Rappelons toutefois que la CJCE s'emploie déjà par anticipation, à faire produire des effets de droit à la Charte (Cf : Aff. C 173/99, Broadcasting, Entertainement, Cinematographic and Theatre Union, Conclusions de l'avocat général Tizzano du 8 février 2001 : "i[elle [la Charte] renferme des énonciations prévues qui paraissent en grande partie reconnaître des droits déjà prévus ailleurs (...) Il est impossible d'ignorer les énonciations pertinentes de la Charte ni surtout son évidente vocation à servir (...) de paramètre de référence substantiel pour tous les acteurs de la scène communautaire]i." La CJCE a d'ailleurs déjà intégré dans sa jurisprudence les droits fondamentaux aux principe généraux communs aux Etats membres. Quant à la CEDH, la Cour de Strasbourg en censure déjà très largement l'application qu'en font les Etats membres.
o Enfin, la fusion des piliers conduirait à une abrogation de fait de la clause de sauvegarde de la Convention Schengen (Voir infra le projet de "Code communautaire" de la Commission qui veut subordonner son emploi à l'accord de la Commission et des autres Etats.)

4) Le Conseil européen fixe des orientations pluriannuelles à la politique européenne d'immigration

- Les 15 et 16 octobre 1999, lors du Conseil européen de Tampere, les chefs d'Etat et de gouvernement ont choisi de placer l'asile et l'immigration dans les priorités de l'Union, en énonçant quatre principes directeurs pour la politique de l'Union :
o L'instauration d'une politique d'aide économique particulière de "co-développement" au bénéfice des pays d'origine, pour tenter de tarir la source des flux migratoires, par la création d'emplois dans ces pays. Notons que cette aide publique européenne est versée directement aux Etats concernés et alimente moins la création d'activité que les poches des dirigeants et hauts fonctionnaires de ces gouvernements.
o L'intégration des étrangers qui ont choisi de s'établir et de travailler sur le territoire de l'Union, par "un ensemble de droits uniformes, aussi proches que possible de ceux dont jouissent les citoyens de l'Union" (et par conséquent le droit de vote, déjà acquis par tout ressortissant UE dans chaque Etat-membre ?)
o La maîtrise de l'immigration avec accent porté sur la lutte contre les filières d'immigration clandestine et de traite des êtres humains.
o La reconnaissance du droit d'asile fondé sur la Convention de Genève, comme droit inviolable et sacré.

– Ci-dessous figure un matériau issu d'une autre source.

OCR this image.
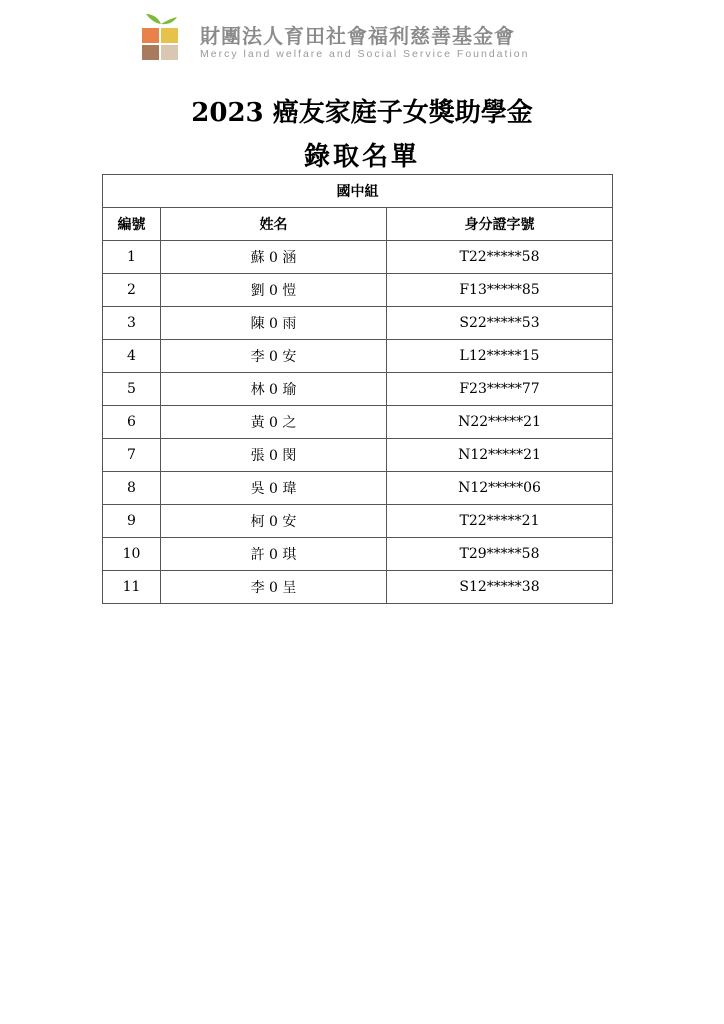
財團法人育田社會福利慈善基金會
Mercy land welfare and Social Service Foundation
2023 癌友家庭子女獎助學金
錄取名單
國中組		
編號	姓名	身分證字號
1	蘇 0 涵	T22*****58
2	劉 0 愷	F13*****85
3	陳 0 雨	S22*****53
4	李 0 安	L12*****15
5	林 0 瑜	F23*****77
6	黃 0 之	N22*****21
7	張 0 閔	N12*****21
8	吳 0 瑋	N12*****06
9	柯 0 安	T22*****21
10	許 0 琪	T29*****58
11	李 0 呈	S12*****38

- Lors du Conseil européen de La Haye le 5 novembre 2004, les chefs d'Etat et de gouvernement ont adopté un nouveau programme pluriannuel, semblable aux dispositions de la Constitution européenne

- qui prévoit : de créer un "système européen d'asile" avant 2010 avec une Agence communautaire de l'asile, des centres communs pour la délivrance de visas et l'introduction de la biométrie dans les cartes d'identité, un "système intégré de gestion des frontières extérieures", un corps européen de garde-frontières, un partenariat avec les pays tiers d'origine et de transit, un fonds européen pour le retour.

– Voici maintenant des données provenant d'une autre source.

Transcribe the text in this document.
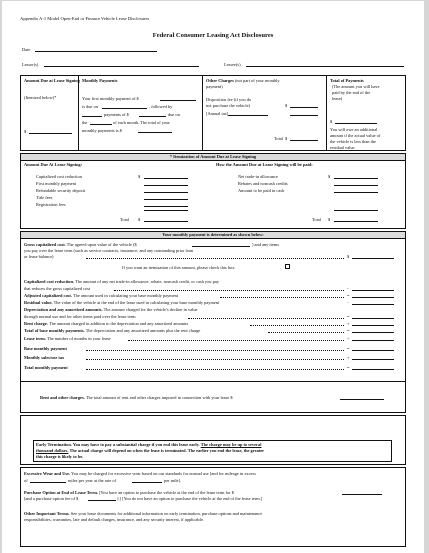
Appendix A-1 Model Open-End or Finance Vehicle Lease Disclosures
Federal Consumer Leasing Act Disclosures
Date
Lessor(s)	Lessee(s)
Amount Due at Lease Signing
(Itemized below)*
$
Monthly Payments
Your first monthly payment of $
is due on	, followed by
payments of $	due on
the	of each month. The total of your
monthly payments is $
Other Charges (not part of your monthly
payment)
Disposition fee (if you do
not purchase the vehicle)	$
[Annual tax]
Total $
Total of Payments
(The amount you will have
paid by the end of the
lease)
$
You will owe an additional
amount if the actual value of
the vehicle is less than the
residual value.
* Itemization of Amount Due at Lease Signing
Amount Due At Lease Signing:
Capitalized cost reduction
First monthly payment
Refundable security deposit
Title fees
Registration fees
$
Total $
How the Amount Due at Lease Signing will be paid:
Net trade-in allowance
Rebates and noncash credits
Amount to be paid in cash
$
Total $
Your monthly payment is determined as shown below:
Gross capitalized cost. The agreed upon value of the vehicle ($	) and any items
you pay over the lease term (such as service contracts, insurance, and any outstanding prior loan
or lease balance)	$
If you want an itemization of this amount, please check this box.
Capitalized cost reduction. The amount of any net trade-in allowance, rebate, noncash credit, or cash you pay
that reduces the gross capitalized cost	-
Adjusted capitalized cost. The amount used in calculating your base monthly payment	=
Residual value. The value of the vehicle at the end of the lease used in calculating your base monthly payment	-
Depreciation and any amortized amounts. The amount charged for the vehicle's decline in value
through normal use and for other items paid over the lease term	=
Rent charge. The amount charged in addition to the depreciation and any amortized amounts	+
Total of base monthly payments. The depreciation and any amortized amounts plus the rent charge	=
Lease term. The number of months in your lease	÷
Base monthly payment	=
Monthly sales/use tax	+
Total monthly payment	=
Rent and other charges. The total amount of rent and other charges imposed in connection with your lease $
Early Termination. You may have to pay a substantial charge if you end this lease early. The charge may be up to several
thousand dollars. The actual charge will depend on when the lease is terminated. The earlier you end the lease, the greater
this charge is likely to be.
Excessive Wear and Use. You may be charged for excessive wear based on our standards for normal use [and for mileage in excess
of	miles per year at the rate of	per mile].
Purchase Option at End of Lease Term. [You have an option to purchase the vehicle at the end of the lease term for $
[and a purchase option fee of $	].] [You do not have an option to purchase the vehicle at the end of the lease term.]
Other Important Terms. See your lease documents for additional information on early termination, purchase options and maintenance
responsibilities, warranties, late and default charges, insurance, and any security interest, if applicable.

II - FACE A LA CRUE MIGRATOIRE, LES POLITIQUES INDIGENTES D'UNE EUROPE PARALYSEE


Comme l'échec de l'euro, l'échec de la communautarisation des politiques d'immigration est au coeur du malentendu européen : on a d'abord supprimé les contrôles aux frontières, avant de s'apercevoir que l'harmonisation des politiques migratoires se heurtait à l'extrême variété des approches nationales voire à leurs intérêts contradictoires. La majorité qualifiée généralisée depuis 2005 devrait aider à "surmonter" ces divergences, et davantage encore dans son nouveau calcul prévu par la Constitution européenne. Depuis Amsterdam et Tampere, l'UE a déjà adopté une vingtaine de textes, dont la valeur ajoutée est très faible : - en matière d'asile : 4 directives et 2 règlements (1) - en matière de frontières et de visas : 3 règlements (2) - en matière d'immigration : 6 directives, 1 règlement, 1 décision (3, 4 et 5)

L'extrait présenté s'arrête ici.